“Come” he said.
I took a step. I was hypnotized by his loud echoing voice. It boomed against the walls, and rang into my ears over and over and over again.
“Closer” he said.
I took two more steps. And that was close enough. I heard a rumbling sound, like a chain, being lowered. And to my surprise, that was exactly what it was.
A cage, a metal cage, the size to hold a lion! And it came and fell on me, trapped me inside.
All I can remember is that it was dusty, and full of spider webs. I felt like I was some kind of animal.
One of the first things that came to my mind, was my dog. How many times have I locked him up in some thing like this, for hours? How must’ve he felt? Horrible. I knew from that day on I would NEVER keep him in a cage like that ever again.
“ Thank you for coming to my laboratory. I hope you enjoy your stay.” He spat through his teeth, rubbing his hands together and slowly walking around my jail.
“What do you want from me?” I asked chocking back tears, and crouching in the corner.
“I have been waiting for some one like you for 13 years, and this is the day I will make my mark upon the earth. You see, when I was a child, I was poor, very homely if I say so myself, and completely friendless. But of course, I was smart. I was so smart that I got a letter recommending Harvard University. I said yes, but what did my parents want me to do? A SLAVE!! THAT’S WHAT!” he yelled so loud and unexpectedly.
“ I WAS A SLAVE, UNTIL…” he paused, for quite a while, “Till they disappeared. And that was the last I ever saw them. When I was cleaning the backyard.”
He slowly, and painfully took a note from his back pocket. He handed it to me, through the bars of the cage. I read it. It didn’t make any sense.
The letter was horrifying, and to my disgust, I handed it back without a word. Wordless.

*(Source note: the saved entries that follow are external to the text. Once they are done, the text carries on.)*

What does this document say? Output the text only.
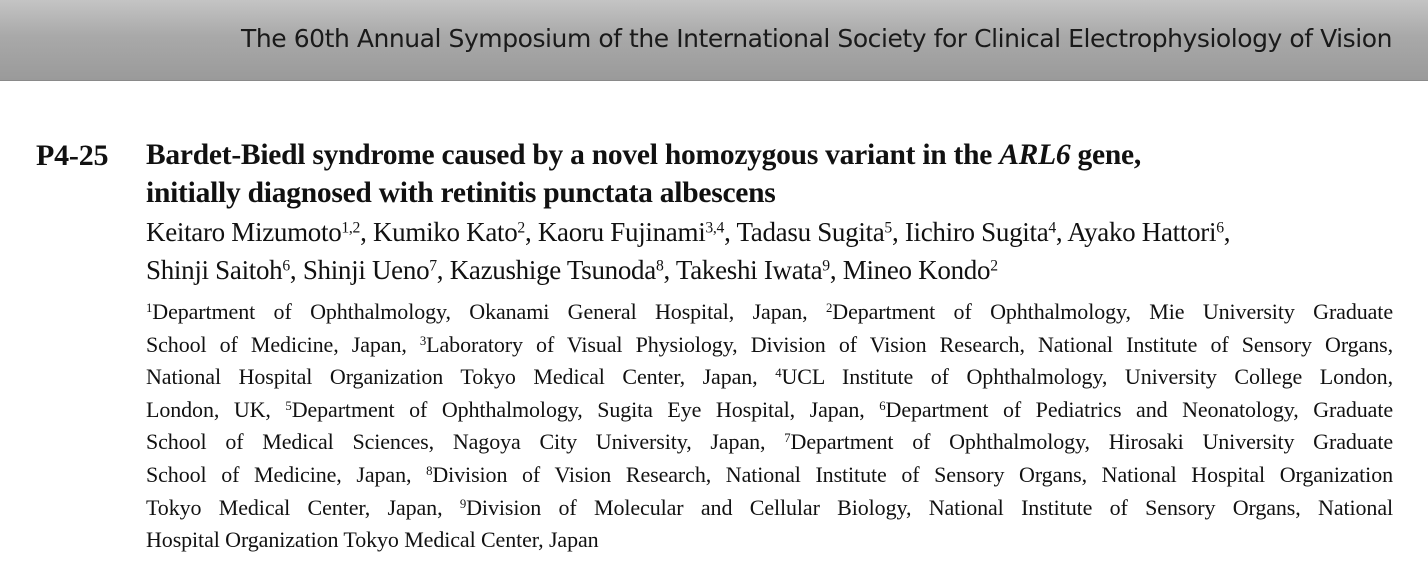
The 60th Annual Symposium of the International Society for Clinical Electrophysiology of Vision
P4-25 Bardet-Biedl syndrome caused by a novel homozygous variant in the ARL6 gene,
initially diagnosed with retinitis punctata albescens
Keitaro Mizumoto$^{1,2}$, Kumiko Kato$^2$, Kaoru Fujinami$^{3,4}$, Tadasu Sugita$^5$, Iichiro Sugita$^4$, Ayako Hattori$^6$,
Shinji Saitoh$^6$, Shinji Ueno$^7$, Kazushige Tsunoda$^8$, Takeshi Iwata$^9$, Mineo Kondo$^2$
$^1$Department of Ophthalmology, Okanami General Hospital, Japan, $^2$Department of Ophthalmology, Mie University Graduate
School of Medicine, Japan, $^3$Laboratory of Visual Physiology, Division of Vision Research, National Institute of Sensory Organs,
National Hospital Organization Tokyo Medical Center, Japan, $^4$UCL Institute of Ophthalmology, University College London,
London, UK, $^5$Department of Ophthalmology, Sugita Eye Hospital, Japan, $^6$Department of Pediatrics and Neonatology, Graduate
School of Medical Sciences, Nagoya City University, Japan, $^7$Department of Ophthalmology, Hirosaki University Graduate
School of Medicine, Japan, $^8$Division of Vision Research, National Institute of Sensory Organs, National Hospital Organization
Tokyo Medical Center, Japan, $^9$Division of Molecular and Cellular Biology, National Institute of Sensory Organs, National
Hospital Organization Tokyo Medical Center, Japan
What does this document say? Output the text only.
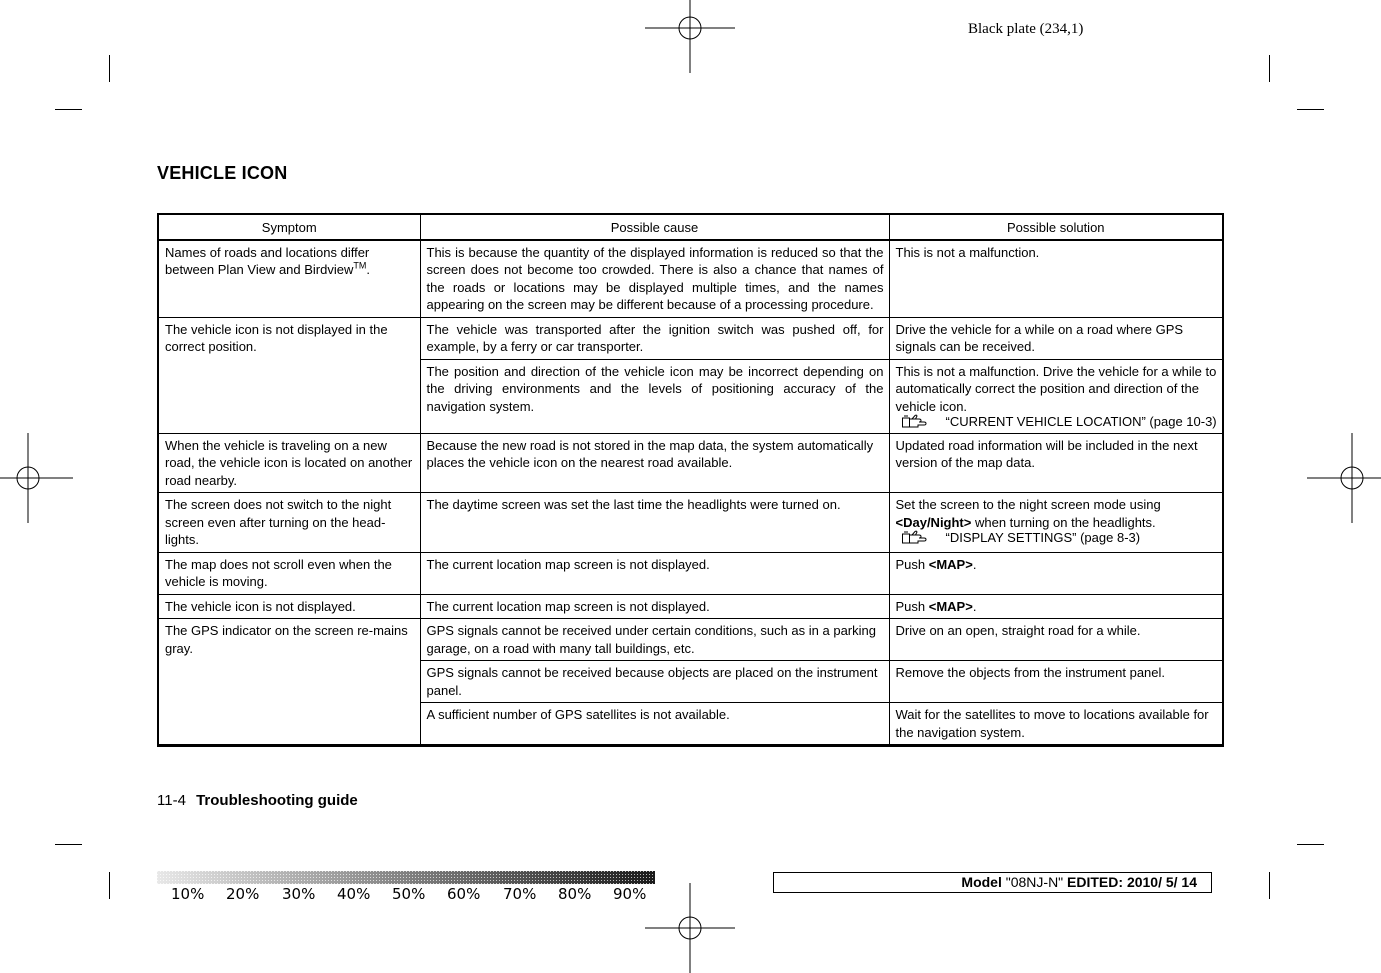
Black plate (234,1)
VEHICLE ICON
Symptom	Possible cause	Possible solution
Names of roads and locations differ between Plan View and Birdview™.	This is because the quantity of the displayed information is reduced so that the screen does not become too crowded. There is also a chance that names of the roads or locations may be displayed multiple times, and the names appearing on the screen may be different because of a processing procedure.	This is not a malfunction.
The vehicle icon is not displayed in the correct position.	The vehicle was transported after the ignition switch was pushed off, for example, by a ferry or car transporter.	Drive the vehicle for a while on a road where GPS signals can be received.
	The position and direction of the vehicle icon may be incorrect depending on the driving environments and the levels of positioning accuracy of the navigation system.	This is not a malfunction. Drive the vehicle for a while to automatically correct the position and direction of the vehicle icon.
“CURRENT VEHICLE LOCATION” (page 10-3)

When the vehicle is traveling on a new road, the vehicle icon is located on another road nearby.	Because the new road is not stored in the map data, the system automatically places the vehicle icon on the nearest road available.	Updated road information will be included in the next version of the map data.
The screen does not switch to the night screen even after turning on the head-lights.	The daytime screen was set the last time the headlights were turned on.	Set the screen to the night screen mode using <Day/Night> when turning on the headlights.
“DISPLAY SETTINGS” (page 8-3)

The map does not scroll even when the vehicle is moving.	The current location map screen is not displayed.	Push <MAP>.
The vehicle icon is not displayed.	The current location map screen is not displayed.	Push <MAP>.
The GPS indicator on the screen re-mains gray.	GPS signals cannot be received under certain conditions, such as in a parking garage, on a road with many tall buildings, etc.	Drive on an open, straight road for a while.
	GPS signals cannot be received because objects are placed on the instrument panel.	Remove the objects from the instrument panel.
	A sufficient number of GPS satellites is not available.	Wait for the satellites to move to locations available for the navigation system.
11-4 Troubleshooting guide
10% 20% 30% 40% 50% 60% 70% 80% 90%
Model "08NJ-N" EDITED: 2010/ 5/ 14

He turned around quickly, as if to hide a tear. Maybe that was what it was. The tear motivated him to get angrier at me, like I did some thing wrong, to upset him.
I had only known him for 10 minutes! If that! And he already acted like I had killed a loved one, or kept a secret, so vital, that he hated me, and would keep me locked up until the day I died.
Why? Why me?, I thought in my head. Why must this be the way it is? Does he like making me feel the pain he went through? Like I was the cause of his misery? Some thing isn’t right, and I was right. Yes, oh, yes, I was right. Some thing was about to be destroyed. And that some thing, was me.